September 20, 2024

Metal detectors coming to CCSD schools as more weapons being found

School Metal Detector

Mike Groll / AP

In this Sept. 6, 2016, file photo, students at William Hackett Middle School have their bags checked and pass through metal detectors on the first day of school in Albany, N.Y.

The Clark County School District is rolling out metal detectors at select schools this fall with hopes of reducing the number of weapons brought onto its campuses, school officials said Wednesday.

District officials have frequently said that metal detectors would cause major bottlenecks at school entrances, but improved technology has allowed more efficient flow of people through walk-through detectors, CCSD Police Chief Mike Blackeye said.

They will debut in August at the start of the new school year at select campuses.

“We’re hoping not to create any type of obstacles to getting our kids into school on time,” Blackeye said. “That’s one of the biggest things that had prevented us over the years in getting metal detectors on our campuses.”

Through April, CCSDPD had taken 30 guns off of campuses, according to department data — mostly from students, and often, loaded, police said. School police seized33 guns last school year, Blackeye said.

“Those are the ones we caught,” Superintendent Jesus Jara said. “Are there more? Potentially.”

Officers have also collected at least 35 BB guns and 182 knives this year, which are “unacceptable numbers for me as an educator and as a father,” Jara added.

District spokesman Tod Story said CCSD will acquire walk-through metal detectors for the pilot program, but all other details, including which schools will try out the metal detectors, are to be determined.

Around this time last year, CCSD piloted wearable instant alert systems — or panic buttons — at nine high schools before adopting the technology districtwide. It also started planning for an upgrade of all campus security, including surveillance cameras, perimeter fencing and single points of entry, districtwide, starting with the high schools.

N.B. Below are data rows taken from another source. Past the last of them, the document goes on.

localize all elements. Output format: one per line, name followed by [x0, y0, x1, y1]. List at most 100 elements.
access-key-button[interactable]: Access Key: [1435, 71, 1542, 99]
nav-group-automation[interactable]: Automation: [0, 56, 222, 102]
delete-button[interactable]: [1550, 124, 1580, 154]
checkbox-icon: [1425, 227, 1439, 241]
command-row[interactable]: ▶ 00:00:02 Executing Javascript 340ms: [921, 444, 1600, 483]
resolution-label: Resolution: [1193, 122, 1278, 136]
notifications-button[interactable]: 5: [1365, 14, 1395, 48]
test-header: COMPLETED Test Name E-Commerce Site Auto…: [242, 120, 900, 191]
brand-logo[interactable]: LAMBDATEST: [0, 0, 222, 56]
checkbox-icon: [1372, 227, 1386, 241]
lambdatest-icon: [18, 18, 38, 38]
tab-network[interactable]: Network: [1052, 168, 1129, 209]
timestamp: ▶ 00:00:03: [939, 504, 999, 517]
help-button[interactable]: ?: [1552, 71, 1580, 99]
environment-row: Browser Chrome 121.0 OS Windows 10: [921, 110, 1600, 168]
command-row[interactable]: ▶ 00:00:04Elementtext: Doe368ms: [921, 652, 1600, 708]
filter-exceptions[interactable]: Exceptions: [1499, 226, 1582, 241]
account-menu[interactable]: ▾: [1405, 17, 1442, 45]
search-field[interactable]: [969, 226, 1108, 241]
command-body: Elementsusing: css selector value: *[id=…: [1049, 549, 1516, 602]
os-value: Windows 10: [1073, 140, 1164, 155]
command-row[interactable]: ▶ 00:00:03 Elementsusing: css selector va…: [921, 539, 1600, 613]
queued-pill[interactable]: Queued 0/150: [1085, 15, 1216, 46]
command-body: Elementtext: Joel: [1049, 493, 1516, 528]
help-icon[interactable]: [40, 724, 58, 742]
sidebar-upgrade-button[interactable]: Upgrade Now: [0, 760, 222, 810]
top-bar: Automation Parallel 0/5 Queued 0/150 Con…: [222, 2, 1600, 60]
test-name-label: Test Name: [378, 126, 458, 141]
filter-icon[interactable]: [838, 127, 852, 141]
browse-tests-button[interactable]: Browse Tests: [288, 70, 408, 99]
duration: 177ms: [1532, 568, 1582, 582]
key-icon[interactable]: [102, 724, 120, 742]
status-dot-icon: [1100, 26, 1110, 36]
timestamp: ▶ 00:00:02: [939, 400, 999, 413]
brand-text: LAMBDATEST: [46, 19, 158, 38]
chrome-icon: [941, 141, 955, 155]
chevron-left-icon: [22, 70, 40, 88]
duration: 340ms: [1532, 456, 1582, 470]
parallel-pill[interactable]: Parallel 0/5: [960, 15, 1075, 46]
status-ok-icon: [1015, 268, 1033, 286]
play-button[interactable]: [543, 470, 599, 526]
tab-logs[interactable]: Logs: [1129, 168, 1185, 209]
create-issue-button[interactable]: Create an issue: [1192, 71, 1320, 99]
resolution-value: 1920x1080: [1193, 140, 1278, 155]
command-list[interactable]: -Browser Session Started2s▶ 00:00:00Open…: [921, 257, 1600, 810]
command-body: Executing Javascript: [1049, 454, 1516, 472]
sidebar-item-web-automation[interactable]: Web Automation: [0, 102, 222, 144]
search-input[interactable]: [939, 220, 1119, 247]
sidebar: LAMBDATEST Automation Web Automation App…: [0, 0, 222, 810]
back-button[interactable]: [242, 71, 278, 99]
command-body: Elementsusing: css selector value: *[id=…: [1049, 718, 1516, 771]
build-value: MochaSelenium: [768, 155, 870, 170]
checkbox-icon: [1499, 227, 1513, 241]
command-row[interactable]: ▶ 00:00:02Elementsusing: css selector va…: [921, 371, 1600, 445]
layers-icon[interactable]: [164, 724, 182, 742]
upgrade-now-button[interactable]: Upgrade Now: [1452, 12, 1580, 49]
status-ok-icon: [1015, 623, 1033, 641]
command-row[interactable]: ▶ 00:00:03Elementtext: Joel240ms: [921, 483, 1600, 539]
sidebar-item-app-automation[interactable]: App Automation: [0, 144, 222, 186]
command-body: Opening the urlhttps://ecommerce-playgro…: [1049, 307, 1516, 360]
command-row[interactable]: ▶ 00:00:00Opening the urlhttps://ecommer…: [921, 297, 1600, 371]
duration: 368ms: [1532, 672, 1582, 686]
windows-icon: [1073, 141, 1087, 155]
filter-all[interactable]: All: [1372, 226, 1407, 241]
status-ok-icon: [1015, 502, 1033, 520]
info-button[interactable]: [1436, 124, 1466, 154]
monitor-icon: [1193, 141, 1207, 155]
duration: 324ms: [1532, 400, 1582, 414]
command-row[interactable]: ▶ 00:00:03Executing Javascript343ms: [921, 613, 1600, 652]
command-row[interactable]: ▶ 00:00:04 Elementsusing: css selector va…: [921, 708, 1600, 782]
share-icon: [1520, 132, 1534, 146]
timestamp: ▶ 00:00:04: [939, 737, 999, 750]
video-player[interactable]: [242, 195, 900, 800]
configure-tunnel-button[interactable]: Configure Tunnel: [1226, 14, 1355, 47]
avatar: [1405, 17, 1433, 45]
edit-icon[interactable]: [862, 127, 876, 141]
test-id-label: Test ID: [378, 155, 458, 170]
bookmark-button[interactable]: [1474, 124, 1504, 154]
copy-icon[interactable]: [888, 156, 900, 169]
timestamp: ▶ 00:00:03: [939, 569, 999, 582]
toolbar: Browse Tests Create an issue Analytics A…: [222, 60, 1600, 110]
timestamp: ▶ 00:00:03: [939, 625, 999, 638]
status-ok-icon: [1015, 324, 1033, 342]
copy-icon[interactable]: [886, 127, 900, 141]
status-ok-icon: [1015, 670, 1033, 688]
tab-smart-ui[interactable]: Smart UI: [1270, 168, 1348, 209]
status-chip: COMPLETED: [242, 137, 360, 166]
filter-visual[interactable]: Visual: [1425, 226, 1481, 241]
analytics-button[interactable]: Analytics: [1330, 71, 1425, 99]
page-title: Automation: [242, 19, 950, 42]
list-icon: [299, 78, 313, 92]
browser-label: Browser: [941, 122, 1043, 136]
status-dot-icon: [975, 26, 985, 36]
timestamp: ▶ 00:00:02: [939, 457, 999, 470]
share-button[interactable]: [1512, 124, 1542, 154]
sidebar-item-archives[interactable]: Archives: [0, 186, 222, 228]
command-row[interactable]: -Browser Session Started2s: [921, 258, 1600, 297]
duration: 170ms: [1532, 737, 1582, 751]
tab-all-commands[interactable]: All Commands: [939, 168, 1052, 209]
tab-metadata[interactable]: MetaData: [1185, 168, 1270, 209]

The alert systems, which allow any school employee to trigger a lockdown or call for help by pressing a button on a credit card-sized badge, and other security improvements came about after a violent school year that was punctuated by a brutal classroom attack of a teacher at Eldorado High School in April 2022. A then-16-year-old student was arrested and has since pleaded guilty to attempted murder, attempted sexual assault and battery with use of a deadly weapon resulting in substantial bodily harm.

CCSD has spent or budgeted $79.4 million for security upgrades at about 50 of its high schools, the district told state lawmakers. This does not include the planned metal detectors; the costs of those are not yet known.

CCSD has been roiled by violence and threats over the past few days. On Monday, a stray bullet struck a campus security monitor at Ed Von Tobel Middle School; the 18-year-old alleged gunman is now in jail on attempted murder and other charges.

Jara said that student behavior echoes what happens outside of school.

“While we’re doing everything to protect our students, school safety is a community issue that we must continue to work with our partners (on), and I know that we are,” he said.

Blackeye said that about five of the confiscated guns were brought from home, and the youngest children to bring guns to school this year were 6 and 10 years old. He asked parents to secure their guns if they own them, check their children’s backpacks, and know what their kids are doing, with whom, and where.

That includes on social media, where threats get passed around. The district said in a statement this week that it has been tracking “dozens of reports of vague social media threats” over the past few days. The district said investigators have determined that the threats are unsubstantiated, and most appear to be similar, vague, screen-captured posts that are recirculated through social media platforms. They are often created by people outside of the area “with the intent of disrupting learning.”

However, CCSD takes threats seriously.

“Threats are not joking matters,” the district said in its statement.